Case study · Apr 15, 2026
AI Parsing & ETL Microservices
Python microservices that parse resumes, extract structured candidate data, and run ETL into the platform's search and data stores.
Sanitized professional case study based on enterprise recruitment/search platform experience. Client names, internal data, screenshots, and exact metrics are intentionally omitted; this describes the architecture and my role, not proprietary implementation details.
One-line summary
The parsing and ETL layer that turns messy resumes — local files, job-portal exports, and PDFs — into clean, structured candidate data the platform can search and match on.
Problem
Resumes are unstructured and inconsistent. Without reliable extraction, every downstream feature — search, matching, reporting — inherits the noise.

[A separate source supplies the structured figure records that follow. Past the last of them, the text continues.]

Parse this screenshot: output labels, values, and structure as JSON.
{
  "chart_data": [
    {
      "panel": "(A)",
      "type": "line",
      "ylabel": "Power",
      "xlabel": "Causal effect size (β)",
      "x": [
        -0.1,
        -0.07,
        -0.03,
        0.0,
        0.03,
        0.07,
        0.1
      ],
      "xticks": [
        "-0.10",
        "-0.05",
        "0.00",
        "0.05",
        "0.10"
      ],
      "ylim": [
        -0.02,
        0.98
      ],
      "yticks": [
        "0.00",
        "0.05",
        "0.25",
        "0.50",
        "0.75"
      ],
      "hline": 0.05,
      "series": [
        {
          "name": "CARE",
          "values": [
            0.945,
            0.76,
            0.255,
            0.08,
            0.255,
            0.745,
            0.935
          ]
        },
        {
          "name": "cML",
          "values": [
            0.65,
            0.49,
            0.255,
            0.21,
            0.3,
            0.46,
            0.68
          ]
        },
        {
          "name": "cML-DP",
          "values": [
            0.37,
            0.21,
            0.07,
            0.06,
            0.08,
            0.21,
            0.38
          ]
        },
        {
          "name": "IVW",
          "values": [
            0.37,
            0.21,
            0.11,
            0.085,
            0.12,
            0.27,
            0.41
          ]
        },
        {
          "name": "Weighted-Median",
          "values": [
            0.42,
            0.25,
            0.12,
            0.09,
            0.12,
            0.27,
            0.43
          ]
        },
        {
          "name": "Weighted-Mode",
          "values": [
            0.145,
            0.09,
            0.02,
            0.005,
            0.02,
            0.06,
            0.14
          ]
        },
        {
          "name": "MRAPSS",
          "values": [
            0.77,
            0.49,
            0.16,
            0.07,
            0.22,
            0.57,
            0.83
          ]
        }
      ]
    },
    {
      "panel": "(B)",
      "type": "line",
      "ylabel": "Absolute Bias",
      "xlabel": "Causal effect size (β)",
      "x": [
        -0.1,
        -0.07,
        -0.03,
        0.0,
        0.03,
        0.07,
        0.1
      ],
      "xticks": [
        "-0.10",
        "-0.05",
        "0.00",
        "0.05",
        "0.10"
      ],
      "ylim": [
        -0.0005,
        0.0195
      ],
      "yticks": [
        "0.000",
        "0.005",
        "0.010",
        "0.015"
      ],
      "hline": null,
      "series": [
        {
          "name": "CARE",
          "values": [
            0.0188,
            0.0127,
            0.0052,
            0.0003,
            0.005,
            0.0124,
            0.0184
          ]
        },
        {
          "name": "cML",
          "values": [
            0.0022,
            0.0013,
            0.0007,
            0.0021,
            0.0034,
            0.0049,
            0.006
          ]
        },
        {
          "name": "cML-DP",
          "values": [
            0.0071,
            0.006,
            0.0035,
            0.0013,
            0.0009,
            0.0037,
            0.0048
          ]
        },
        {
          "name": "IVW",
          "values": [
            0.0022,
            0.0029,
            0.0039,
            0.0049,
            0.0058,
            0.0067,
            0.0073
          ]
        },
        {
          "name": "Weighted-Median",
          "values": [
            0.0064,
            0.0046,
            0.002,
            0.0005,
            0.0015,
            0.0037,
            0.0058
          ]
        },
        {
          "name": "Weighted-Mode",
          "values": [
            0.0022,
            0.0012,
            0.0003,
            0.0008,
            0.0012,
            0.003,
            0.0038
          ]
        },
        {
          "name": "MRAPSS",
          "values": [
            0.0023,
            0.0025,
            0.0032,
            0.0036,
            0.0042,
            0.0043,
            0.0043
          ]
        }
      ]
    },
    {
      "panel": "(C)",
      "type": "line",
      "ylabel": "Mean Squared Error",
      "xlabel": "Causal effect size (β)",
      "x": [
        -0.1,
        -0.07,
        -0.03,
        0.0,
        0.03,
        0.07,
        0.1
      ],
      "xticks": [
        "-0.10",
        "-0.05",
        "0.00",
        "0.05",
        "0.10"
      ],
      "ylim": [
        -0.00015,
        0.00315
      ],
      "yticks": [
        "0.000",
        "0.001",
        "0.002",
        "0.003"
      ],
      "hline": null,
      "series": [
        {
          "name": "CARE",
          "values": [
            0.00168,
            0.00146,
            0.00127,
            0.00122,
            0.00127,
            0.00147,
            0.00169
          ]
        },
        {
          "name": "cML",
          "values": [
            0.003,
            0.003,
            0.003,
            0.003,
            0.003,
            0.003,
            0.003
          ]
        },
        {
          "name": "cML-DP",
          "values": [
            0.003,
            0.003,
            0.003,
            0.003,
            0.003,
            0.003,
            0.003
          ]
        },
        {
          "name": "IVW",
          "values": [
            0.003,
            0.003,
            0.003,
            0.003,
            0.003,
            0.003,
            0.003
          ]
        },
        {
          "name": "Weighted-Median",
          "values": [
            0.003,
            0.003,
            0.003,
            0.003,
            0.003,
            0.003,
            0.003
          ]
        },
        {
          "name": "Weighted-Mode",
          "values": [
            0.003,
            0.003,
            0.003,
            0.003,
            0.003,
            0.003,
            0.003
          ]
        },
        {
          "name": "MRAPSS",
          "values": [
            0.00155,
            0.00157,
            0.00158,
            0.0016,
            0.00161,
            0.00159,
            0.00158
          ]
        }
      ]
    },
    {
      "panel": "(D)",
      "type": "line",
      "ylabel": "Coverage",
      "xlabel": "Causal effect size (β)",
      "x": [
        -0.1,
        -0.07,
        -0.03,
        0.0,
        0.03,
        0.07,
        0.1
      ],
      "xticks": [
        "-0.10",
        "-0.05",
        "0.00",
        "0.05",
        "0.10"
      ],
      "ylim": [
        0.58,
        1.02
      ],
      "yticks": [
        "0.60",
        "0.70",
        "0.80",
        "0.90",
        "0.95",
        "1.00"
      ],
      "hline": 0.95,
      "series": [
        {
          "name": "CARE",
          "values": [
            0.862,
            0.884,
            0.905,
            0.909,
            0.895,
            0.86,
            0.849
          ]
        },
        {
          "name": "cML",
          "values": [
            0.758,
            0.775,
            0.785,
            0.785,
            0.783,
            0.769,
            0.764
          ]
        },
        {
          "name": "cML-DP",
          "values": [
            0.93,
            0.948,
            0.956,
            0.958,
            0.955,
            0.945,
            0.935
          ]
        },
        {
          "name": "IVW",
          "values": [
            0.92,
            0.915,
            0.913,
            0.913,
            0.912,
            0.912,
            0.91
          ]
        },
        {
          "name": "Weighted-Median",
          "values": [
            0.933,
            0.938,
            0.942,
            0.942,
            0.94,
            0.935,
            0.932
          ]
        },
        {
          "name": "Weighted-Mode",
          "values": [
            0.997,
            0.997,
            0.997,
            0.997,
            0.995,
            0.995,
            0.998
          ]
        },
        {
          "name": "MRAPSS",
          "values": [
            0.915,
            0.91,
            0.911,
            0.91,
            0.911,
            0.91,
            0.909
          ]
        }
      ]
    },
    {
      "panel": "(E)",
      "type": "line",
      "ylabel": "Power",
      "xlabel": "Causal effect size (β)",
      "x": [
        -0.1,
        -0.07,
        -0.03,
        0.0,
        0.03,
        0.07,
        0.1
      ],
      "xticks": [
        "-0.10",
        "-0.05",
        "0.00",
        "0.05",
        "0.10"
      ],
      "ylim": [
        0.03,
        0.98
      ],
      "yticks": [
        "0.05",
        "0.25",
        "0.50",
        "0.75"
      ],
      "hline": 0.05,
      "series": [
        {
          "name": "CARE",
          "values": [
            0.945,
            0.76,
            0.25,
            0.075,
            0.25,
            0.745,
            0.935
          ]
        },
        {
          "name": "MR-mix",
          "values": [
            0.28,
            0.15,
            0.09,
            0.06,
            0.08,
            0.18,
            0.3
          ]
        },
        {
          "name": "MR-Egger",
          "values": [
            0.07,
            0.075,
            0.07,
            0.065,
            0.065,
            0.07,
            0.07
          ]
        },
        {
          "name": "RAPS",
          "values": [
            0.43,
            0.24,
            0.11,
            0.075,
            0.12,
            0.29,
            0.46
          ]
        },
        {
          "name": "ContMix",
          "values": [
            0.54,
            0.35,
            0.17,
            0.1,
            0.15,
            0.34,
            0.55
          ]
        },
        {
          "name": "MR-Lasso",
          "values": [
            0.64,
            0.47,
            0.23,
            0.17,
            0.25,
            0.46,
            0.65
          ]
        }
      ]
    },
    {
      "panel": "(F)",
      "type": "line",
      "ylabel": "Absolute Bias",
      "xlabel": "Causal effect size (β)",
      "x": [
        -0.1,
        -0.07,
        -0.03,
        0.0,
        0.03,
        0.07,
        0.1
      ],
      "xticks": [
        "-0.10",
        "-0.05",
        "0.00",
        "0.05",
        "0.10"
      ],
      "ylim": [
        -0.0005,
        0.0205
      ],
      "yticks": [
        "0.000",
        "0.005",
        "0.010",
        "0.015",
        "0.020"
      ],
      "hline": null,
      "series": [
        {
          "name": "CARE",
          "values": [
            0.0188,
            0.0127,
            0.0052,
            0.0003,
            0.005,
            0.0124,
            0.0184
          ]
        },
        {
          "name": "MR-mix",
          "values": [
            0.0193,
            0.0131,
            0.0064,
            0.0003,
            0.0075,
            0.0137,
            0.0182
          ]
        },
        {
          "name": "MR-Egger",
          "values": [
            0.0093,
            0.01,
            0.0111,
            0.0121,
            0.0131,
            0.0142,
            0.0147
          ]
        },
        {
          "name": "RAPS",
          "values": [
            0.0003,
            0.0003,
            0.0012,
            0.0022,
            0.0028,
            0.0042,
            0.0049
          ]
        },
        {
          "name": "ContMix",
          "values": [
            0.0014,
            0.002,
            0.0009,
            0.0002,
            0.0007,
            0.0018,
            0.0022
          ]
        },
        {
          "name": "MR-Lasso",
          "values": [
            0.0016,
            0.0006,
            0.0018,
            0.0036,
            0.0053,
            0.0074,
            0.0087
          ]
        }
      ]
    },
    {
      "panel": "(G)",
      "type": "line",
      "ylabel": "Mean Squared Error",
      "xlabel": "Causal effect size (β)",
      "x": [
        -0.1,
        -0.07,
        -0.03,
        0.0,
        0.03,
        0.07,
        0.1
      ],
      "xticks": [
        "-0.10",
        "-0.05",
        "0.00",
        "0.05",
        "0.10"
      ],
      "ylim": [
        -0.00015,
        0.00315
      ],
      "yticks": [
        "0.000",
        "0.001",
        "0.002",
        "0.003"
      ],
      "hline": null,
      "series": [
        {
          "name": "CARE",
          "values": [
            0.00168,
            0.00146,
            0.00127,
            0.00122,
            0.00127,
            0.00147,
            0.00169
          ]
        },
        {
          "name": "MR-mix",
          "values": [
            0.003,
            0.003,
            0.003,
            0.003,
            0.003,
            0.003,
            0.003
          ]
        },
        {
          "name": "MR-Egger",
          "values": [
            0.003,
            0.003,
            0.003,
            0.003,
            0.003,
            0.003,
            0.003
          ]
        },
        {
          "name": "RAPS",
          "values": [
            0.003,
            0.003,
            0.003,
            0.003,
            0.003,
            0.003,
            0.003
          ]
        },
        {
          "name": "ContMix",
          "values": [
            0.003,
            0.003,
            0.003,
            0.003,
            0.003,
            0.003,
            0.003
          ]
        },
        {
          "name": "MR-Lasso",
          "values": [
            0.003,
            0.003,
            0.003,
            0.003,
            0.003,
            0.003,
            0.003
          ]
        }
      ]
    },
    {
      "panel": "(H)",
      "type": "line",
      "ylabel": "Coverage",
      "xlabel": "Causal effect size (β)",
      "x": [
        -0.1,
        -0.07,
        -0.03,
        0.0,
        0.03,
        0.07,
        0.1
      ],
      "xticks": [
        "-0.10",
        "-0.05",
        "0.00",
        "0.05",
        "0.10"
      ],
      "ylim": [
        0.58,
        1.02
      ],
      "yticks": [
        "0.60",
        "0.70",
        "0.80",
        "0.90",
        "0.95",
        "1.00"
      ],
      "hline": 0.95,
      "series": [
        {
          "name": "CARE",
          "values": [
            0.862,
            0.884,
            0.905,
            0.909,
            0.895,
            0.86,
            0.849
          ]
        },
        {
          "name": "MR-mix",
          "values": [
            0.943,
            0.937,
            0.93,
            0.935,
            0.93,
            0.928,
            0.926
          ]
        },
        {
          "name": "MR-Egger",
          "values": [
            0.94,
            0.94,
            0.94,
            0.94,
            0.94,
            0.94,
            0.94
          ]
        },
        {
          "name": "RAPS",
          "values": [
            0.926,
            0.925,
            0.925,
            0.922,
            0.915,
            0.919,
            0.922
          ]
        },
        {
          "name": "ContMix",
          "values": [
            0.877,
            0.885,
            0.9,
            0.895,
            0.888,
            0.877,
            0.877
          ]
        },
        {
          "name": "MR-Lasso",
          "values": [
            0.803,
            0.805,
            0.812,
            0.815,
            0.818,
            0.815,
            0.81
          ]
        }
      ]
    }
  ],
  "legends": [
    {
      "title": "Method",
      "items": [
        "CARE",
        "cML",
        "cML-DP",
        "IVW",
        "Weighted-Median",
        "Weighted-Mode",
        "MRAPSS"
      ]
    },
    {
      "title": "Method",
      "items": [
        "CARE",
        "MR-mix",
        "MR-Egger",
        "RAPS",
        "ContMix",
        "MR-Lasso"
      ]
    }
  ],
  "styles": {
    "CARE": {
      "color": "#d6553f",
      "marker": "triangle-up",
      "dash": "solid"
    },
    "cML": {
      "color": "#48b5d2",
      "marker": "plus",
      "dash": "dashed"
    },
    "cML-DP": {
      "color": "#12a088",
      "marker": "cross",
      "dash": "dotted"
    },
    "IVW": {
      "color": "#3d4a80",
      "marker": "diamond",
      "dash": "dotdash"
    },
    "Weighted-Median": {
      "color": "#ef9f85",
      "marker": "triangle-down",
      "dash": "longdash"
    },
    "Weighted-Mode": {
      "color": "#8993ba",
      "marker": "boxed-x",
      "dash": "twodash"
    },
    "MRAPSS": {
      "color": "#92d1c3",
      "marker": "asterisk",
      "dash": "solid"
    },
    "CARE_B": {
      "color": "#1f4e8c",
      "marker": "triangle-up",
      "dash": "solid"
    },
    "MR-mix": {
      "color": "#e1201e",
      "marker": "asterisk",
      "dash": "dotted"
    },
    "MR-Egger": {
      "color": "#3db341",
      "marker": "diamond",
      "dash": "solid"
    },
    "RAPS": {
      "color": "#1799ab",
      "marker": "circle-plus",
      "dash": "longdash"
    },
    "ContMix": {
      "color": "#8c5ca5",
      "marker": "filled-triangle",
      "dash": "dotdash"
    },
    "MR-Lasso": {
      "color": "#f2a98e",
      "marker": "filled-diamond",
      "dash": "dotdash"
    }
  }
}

Parsing also has to keep up as volume grows, without blocking the recruiter workflow.
Solution
A set of Python microservices that:
- Parse resumes from multiple sources (local, Naukri-style portal exports, PDFs) into normalized candidate records.
- Extract skills, roles, education, and contact fields with AI-assisted extraction where rules alone fall short.
- Load the structured output through ETL into the relational store and the OpenSearch index that powers candidate search.
Designed to run asynchronously so parsing scales independently of the user-facing platform.
My role
Design and guide the parsing/extraction/ETL workflows, the data contracts between services, and how the output feeds the search and matching layers.
Tools
Python microservices, AI extraction, ETL pipelines, PostgreSQL, OpenSearch, and AWS for storage and compute.